Let’s say I have a paragraph of text like so:
Snails can be found in a very wide
range of environments including
ditches, deserts, and the abyssal
depths of the sea. Numerous kinds of snail can
also be found in fresh waters. (source)
I have 10,000 regex rules to match text, which can overlap. For example, the regex /Snails? can/i will find two matches (italicized in the text). The regex /can( also)? be/i has two matches (bolded).
After iterating through my regexes and finding matches, what is the best data structure to use, that given some place in the text, it returns all regexes that mached it? For example, if I want the matches for line 1, character 8 (0-based, which is the a in can), I would get a match for both regexes previously described.

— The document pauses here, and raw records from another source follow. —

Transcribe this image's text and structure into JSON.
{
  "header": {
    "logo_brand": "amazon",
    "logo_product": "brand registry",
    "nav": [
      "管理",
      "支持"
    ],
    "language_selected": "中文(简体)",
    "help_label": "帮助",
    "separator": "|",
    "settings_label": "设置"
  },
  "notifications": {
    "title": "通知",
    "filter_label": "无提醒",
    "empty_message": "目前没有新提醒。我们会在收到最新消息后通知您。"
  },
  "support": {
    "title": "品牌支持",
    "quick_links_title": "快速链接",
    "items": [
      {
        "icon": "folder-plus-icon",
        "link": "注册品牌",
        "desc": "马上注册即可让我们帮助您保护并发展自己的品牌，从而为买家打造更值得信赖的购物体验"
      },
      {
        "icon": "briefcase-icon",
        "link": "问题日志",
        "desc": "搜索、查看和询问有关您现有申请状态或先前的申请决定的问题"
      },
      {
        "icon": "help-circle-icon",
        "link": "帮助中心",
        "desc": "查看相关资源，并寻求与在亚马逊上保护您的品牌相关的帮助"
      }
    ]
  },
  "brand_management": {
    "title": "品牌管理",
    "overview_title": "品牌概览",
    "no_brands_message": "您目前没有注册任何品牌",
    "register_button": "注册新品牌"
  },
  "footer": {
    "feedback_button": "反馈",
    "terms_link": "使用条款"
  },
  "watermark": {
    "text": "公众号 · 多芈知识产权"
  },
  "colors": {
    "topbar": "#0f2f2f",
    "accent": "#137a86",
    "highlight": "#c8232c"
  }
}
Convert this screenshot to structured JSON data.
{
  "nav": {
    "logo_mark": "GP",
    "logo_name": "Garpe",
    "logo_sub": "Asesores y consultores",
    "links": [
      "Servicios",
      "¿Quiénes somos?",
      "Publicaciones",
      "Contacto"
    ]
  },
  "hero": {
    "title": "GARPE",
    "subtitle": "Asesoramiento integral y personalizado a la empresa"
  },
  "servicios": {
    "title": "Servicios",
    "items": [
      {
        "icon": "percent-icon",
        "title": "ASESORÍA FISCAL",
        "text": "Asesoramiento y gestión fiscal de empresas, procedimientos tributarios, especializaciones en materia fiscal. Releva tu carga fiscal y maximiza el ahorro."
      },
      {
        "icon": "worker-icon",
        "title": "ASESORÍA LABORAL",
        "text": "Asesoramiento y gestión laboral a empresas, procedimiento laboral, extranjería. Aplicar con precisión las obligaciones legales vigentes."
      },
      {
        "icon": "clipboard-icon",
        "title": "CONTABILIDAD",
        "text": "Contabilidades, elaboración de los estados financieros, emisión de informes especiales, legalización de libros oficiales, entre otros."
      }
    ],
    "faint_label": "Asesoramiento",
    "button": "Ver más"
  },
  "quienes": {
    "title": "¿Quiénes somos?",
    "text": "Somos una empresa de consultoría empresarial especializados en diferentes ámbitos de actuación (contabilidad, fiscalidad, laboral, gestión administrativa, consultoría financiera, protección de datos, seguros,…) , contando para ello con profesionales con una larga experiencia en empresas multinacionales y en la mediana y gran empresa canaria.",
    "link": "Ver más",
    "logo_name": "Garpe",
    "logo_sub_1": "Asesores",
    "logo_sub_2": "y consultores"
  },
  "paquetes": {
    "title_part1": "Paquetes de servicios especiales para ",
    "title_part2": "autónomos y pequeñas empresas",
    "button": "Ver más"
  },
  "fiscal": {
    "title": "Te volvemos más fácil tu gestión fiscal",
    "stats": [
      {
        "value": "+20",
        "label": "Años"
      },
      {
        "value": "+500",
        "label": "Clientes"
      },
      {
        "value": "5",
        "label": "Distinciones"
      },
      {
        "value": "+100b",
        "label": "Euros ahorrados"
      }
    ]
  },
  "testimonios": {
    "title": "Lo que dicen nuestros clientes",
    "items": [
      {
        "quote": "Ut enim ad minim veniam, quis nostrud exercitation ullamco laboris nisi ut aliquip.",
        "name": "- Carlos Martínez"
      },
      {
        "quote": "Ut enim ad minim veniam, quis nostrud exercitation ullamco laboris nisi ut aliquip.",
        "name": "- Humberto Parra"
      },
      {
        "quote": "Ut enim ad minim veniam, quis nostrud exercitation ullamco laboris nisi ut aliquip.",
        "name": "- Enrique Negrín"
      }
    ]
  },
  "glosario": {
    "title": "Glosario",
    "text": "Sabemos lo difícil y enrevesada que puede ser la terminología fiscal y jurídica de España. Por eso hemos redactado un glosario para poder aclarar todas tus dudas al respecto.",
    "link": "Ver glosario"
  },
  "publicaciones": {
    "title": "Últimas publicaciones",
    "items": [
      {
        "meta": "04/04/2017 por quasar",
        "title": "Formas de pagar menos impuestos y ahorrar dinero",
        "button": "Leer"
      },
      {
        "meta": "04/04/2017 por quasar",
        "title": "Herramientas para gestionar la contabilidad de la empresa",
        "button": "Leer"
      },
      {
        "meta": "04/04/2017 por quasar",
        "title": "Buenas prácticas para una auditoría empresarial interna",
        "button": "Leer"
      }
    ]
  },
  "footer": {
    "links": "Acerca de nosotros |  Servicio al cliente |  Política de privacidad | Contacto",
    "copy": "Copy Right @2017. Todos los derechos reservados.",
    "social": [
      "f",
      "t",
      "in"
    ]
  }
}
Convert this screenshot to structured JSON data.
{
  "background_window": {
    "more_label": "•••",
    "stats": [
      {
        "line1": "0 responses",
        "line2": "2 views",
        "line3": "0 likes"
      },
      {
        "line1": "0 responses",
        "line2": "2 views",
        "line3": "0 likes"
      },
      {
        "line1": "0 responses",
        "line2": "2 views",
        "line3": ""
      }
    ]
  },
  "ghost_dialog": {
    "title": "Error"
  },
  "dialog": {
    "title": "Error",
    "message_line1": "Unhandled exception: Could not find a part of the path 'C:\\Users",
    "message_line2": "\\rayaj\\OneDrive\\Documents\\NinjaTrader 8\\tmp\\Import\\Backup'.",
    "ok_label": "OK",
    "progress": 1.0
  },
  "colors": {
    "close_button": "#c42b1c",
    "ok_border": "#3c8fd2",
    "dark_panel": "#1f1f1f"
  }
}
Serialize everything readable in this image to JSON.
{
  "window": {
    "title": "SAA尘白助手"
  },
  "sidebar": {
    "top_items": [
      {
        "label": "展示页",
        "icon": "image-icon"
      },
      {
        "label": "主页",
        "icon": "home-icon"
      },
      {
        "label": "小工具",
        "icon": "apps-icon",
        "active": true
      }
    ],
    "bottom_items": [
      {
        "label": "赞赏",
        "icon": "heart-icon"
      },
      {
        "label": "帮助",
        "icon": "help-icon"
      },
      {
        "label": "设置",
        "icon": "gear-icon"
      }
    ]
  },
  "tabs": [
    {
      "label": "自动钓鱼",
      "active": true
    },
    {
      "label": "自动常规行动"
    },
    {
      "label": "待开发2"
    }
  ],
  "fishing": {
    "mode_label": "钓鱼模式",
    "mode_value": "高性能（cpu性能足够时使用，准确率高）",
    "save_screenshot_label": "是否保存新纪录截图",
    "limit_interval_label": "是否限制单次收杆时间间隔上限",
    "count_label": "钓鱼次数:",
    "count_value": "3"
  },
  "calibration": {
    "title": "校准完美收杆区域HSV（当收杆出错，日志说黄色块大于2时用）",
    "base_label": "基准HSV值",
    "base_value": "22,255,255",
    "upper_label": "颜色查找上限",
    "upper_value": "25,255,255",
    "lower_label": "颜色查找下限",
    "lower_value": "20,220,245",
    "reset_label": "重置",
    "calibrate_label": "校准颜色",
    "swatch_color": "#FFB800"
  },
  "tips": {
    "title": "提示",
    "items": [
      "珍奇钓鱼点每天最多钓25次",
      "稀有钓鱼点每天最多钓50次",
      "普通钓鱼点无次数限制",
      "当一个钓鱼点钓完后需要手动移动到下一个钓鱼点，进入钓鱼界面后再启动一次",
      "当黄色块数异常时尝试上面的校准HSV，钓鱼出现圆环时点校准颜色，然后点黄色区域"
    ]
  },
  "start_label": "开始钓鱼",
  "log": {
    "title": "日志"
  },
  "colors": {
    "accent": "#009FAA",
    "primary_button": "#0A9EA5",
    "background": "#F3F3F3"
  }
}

I can create a hashmap: (key: character location, value: set of all matching regexes). Is this optimal? Is there a better way to parse the text with thousands of regexes (to not loop through each one)?
Thanks!
Storing all of the matches in a dictionary will work, but will it means you’ll have to store all of the matches in memory at the same time. If your data is small enough to easily fit into memory, don’t worry about it. Just do what works and move on.
If you do need to reduce memory usage of increase speed it really depends on how you are using the data. For example, if you process positions starting at the beginning and going to the end, you could use re.finditer to iteratively process all of the regexes and not maintain extra matches in memory longer then needed.